该文围绕城市群内或城际间公路网络充电设施布局规划问题，提出一个考虑动态充电需求和建设时序的双层优化模型。首先，下层模型基于动态交通流分配模型，在多用户行驶及充电行为仿真的基础上得到均衡状态下的充电需求时空分布；其次，上层模型以投资运营商的总成本最小为目标，考虑建设时序和服务水平的约束，对充电设施位置及容量进行优化；最后，选取山东半岛城市群中济南与青岛的城际公路网络作为研究实例。结果表明：所设计的模型通过对用户充电偏好、路网交通状态和设施工况之间的信息进行动态交互，能够有效估计充电系统的动态服务水平，进而获得满意的公路网充电设施布局方案。此外，分别从正向和逆向建设时序对布局优化方案进行讨论，结果表明：在同一服务水平约束下，长期的网络布局应考虑城市群内的未来年能耗需求，宜采用逆向建设时序进行合理规划。
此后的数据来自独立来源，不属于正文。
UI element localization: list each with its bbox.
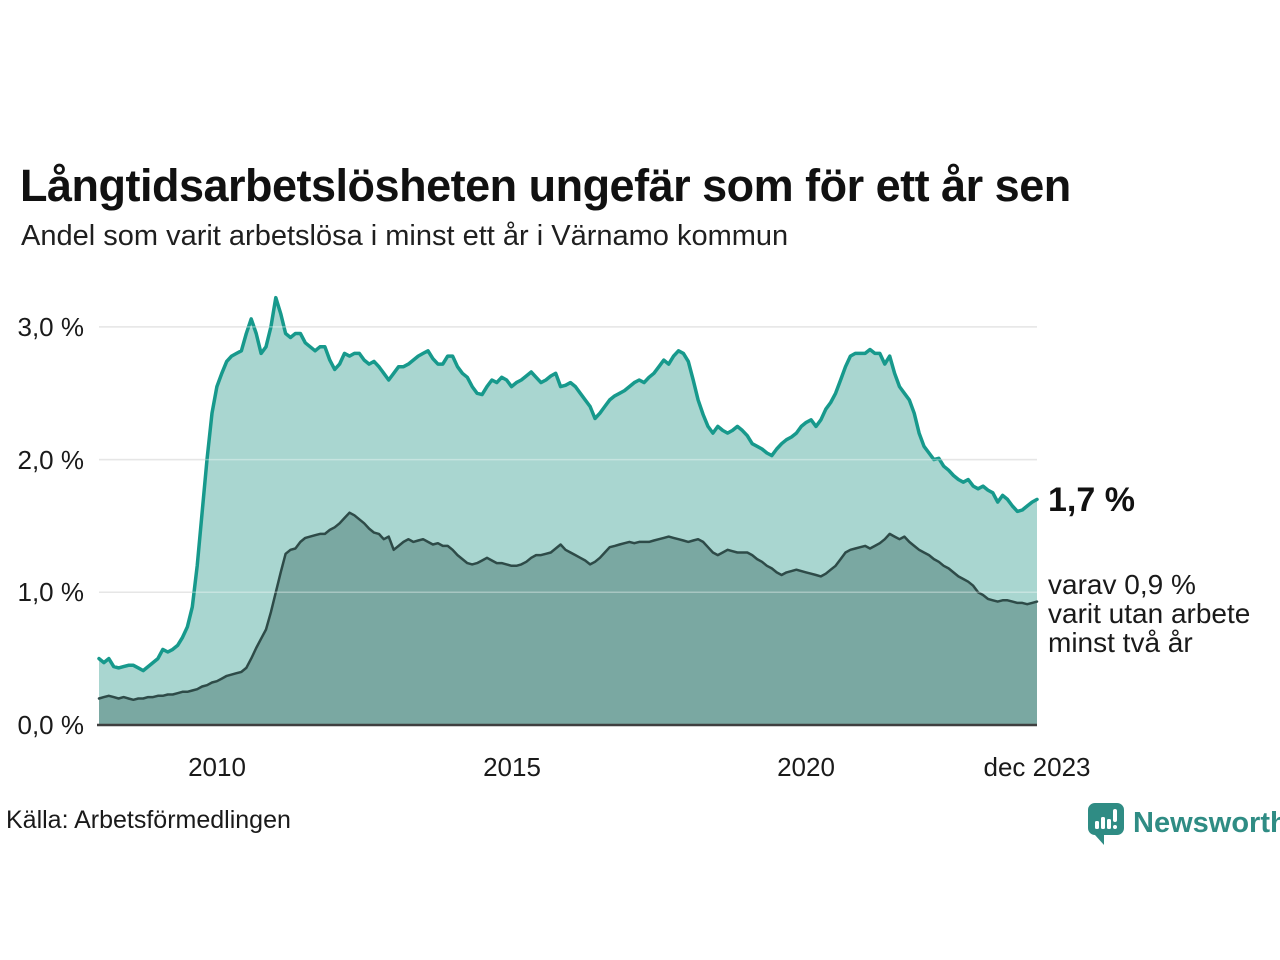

关键词： 交通工程; 充电设施; 双层布局优化; 电动汽车; 动态交通分配; 建设时序

本文引用格式

杨扬 , 张天雨 , 朱宇婷 , 姚恩建 . 考虑建设时序和动态需求的城际公路充电设施优化布局[J]. 清华大学学报（自然科学版）, 2022 , 62(7) : 1163 -1177,1219 . DOI: 10.16511/j.cnki.qhdxxb.2022.26.017

Abstract

A bi-level optimization model was developed for planning charging facility deployment on an intercity highway network. The model balances the variable charging demand and the construction time sequence. The lower model is based on a dynamic traffic assignment model. The spatial-temporal distribution of the charging demand at equilibrium was obtained from simulations of multi-user driving and charging behavior. The upper model optimizes the charging station's locations and capacities using construction time sequence and level of service (LOS) constraints to minimize the operator investment. The model is then used to analyze the intercity highway network between Jinan and Qingdao in the Shandong Peninsula urban agglomeration. The model provides reliable estimates of the real-time charging system LOS and a satisfactory layout based on the user chargig preferences, network traffic conditions, and facility conditions. The layout was then analysed using forward and reverse construction time sequences. The results show that for the same LOS constraint, long-term deployment should consider future energy demands and the planners should use the reverse construction time sequence method.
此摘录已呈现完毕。